Publié le 01 mai 2018 par Alex75

L’épopée du canal de Suez, Institut du monde arabe, 28 Mars – 5 Août 2018

L’épopée du canal de Suez – Institut du monde arabe

« L’épopée du canal de Suez », c’est la dernière passionnante exposition en cours, à l’Institut du Monde Arabe.
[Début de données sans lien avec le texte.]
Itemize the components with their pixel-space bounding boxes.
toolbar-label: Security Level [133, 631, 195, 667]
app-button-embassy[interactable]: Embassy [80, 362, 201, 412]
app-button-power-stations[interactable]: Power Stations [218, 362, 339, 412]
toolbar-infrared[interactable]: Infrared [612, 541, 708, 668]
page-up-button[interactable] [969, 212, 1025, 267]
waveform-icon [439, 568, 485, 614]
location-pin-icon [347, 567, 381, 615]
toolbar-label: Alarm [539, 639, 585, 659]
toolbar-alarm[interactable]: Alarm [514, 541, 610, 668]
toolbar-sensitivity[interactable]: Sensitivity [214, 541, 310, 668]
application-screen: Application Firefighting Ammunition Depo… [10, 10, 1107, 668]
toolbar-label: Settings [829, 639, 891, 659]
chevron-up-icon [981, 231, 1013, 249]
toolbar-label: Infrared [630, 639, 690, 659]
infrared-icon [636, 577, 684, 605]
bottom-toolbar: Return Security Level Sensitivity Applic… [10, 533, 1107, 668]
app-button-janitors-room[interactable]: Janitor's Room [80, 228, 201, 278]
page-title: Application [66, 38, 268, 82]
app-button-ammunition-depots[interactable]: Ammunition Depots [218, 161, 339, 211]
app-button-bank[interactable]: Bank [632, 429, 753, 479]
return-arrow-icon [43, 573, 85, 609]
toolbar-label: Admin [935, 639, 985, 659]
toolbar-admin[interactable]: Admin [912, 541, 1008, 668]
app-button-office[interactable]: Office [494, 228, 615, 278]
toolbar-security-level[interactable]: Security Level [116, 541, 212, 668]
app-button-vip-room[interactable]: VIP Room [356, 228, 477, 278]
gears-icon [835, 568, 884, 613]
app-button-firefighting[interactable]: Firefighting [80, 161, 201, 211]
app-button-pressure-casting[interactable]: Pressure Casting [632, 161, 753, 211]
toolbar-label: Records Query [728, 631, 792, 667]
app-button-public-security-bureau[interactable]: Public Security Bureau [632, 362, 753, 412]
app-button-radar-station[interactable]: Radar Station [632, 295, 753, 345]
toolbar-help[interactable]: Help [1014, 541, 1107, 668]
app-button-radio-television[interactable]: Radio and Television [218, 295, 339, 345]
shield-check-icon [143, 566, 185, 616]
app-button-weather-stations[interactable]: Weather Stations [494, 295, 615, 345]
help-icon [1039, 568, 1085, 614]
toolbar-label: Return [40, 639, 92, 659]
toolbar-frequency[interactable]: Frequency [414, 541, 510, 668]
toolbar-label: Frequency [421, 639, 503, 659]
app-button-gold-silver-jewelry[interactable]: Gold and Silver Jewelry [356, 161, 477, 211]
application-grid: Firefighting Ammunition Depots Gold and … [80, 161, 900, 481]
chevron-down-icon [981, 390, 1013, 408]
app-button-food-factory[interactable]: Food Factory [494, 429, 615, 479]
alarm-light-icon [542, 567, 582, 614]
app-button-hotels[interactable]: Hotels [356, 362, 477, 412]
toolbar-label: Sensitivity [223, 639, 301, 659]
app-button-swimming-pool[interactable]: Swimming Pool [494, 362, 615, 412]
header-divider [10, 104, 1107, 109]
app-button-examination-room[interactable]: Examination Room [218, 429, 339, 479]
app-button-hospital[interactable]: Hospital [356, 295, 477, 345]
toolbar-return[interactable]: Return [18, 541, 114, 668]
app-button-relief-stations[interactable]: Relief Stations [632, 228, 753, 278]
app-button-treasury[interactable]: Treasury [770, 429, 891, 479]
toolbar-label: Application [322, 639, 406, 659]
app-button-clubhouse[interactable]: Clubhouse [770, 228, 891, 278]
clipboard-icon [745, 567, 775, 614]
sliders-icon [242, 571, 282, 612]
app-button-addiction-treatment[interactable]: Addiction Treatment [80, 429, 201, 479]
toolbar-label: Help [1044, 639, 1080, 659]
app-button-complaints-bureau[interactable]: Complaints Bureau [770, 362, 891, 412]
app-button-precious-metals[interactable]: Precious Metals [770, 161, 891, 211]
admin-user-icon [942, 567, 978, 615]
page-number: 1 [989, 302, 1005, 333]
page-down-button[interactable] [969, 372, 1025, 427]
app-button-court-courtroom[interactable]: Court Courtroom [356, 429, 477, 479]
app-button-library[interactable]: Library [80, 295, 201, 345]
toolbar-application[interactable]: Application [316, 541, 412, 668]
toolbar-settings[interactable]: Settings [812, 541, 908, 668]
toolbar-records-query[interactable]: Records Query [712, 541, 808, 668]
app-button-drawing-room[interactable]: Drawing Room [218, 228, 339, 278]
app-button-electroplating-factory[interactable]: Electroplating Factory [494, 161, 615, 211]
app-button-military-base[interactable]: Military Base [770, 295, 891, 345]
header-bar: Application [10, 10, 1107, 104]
Elle raconte quatre mille ans d’histoire : celle d’un isthme entre l’Asie et l’Afrique, celle du canal, au temps des pharaons d’abord, puis au siècle de la machine dans un pays en renaissance, à l’ombre des empires coloniaux, de la décision du percement du canal contemporain en 1869, jusqu’à sa nationalisation en 1956, suivi des deux conflits israélo-arabes, véritable épicentre géostratégique, au coeur de ce carrefour géopolitique à l’importance cruciale de l’Antiquité à nos jours. 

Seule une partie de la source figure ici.